Большинство обсуждаемых в настоящее время гипотез о происхождении языка их авторы стремятся согласовывать с достижениями разных наук, прежде всего - с законами эволюционной биологии (в некоторых работах это даже оговаривается специально (см., например [Pinker, 2003, p. 31]). Возникновение языка является одной из сторон эволюции человека, эволюция же в рамках дарвинистского подхода предстает как постепенное накопление адаптивных признаков под действием отбора. Соответственно, исследователи пытаются определить, какие преимущества могли давать гоминидам как язык в целом, так и отдельные его характеристики (в особенности сложный синтаксис).

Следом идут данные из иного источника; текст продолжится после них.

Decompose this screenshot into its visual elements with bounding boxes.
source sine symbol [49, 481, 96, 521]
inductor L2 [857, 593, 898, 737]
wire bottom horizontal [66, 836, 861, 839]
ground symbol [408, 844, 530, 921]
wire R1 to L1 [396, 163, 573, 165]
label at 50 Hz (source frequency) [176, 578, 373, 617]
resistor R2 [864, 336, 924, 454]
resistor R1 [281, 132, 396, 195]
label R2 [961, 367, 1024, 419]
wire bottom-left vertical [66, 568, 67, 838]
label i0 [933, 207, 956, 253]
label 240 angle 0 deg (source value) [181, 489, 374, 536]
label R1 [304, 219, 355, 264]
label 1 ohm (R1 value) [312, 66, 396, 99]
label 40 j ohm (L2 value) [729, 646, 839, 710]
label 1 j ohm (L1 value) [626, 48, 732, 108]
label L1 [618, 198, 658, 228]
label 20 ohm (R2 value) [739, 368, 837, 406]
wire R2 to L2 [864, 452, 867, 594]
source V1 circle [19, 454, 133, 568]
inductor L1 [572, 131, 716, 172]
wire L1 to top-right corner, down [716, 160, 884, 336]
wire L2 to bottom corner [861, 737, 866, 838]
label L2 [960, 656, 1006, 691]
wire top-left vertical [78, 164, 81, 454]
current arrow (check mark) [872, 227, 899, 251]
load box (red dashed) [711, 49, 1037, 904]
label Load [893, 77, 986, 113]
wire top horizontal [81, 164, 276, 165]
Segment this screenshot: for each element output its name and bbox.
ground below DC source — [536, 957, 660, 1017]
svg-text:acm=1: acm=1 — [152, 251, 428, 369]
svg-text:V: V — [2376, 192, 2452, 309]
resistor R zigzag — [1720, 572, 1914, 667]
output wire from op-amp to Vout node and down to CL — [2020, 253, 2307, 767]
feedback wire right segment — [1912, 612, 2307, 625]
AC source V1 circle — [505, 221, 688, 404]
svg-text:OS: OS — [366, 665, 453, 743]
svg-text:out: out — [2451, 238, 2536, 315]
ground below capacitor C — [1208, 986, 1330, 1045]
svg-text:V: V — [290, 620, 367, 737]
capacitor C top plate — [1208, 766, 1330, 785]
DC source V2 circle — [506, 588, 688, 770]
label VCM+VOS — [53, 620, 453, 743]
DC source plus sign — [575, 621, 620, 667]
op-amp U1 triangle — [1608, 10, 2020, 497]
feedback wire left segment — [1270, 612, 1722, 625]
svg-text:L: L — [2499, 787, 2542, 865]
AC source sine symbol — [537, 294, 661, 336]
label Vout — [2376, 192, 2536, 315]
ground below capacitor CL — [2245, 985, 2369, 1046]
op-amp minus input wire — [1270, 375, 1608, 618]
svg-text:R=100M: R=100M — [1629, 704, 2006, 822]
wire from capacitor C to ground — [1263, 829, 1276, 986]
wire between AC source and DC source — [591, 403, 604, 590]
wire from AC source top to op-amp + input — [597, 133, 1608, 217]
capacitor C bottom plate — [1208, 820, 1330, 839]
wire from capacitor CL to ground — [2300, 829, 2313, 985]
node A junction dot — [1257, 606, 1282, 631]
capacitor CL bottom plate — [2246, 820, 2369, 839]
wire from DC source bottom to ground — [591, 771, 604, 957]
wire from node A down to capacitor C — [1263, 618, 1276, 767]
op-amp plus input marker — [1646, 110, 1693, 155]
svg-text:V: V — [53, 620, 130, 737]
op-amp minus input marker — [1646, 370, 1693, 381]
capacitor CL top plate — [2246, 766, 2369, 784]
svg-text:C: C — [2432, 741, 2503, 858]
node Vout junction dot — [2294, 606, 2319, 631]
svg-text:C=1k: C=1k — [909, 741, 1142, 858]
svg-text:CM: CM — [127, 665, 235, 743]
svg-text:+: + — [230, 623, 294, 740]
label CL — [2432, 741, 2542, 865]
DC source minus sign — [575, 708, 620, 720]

Так, например, Н. Хомский и Д. Бикертон полагают, что адаптивный смысл языка состоит в обеспечении мышления. Однако эта идея не выдерживает критики: «системе, предназначенной для бесед с самим собой, не понадобилась бы фонология или фонетика, подогнанная к особенностям человеческого речевого тракта, не понадобились бы порядок слов, падежное маркирование или согласование, механизмы выделения топика или фокуса, - все то, что предполагает, что информация должна быть закодирована в виде линейного воспринимаемого сигнала» [Pinker, Jackendoff, 2005], язык не формируется у детей, лишенных доступа к языку [там же], - все это опровергает идею о том, что главной движущей силой глоттогенеза была необходимость обеспечения мышления.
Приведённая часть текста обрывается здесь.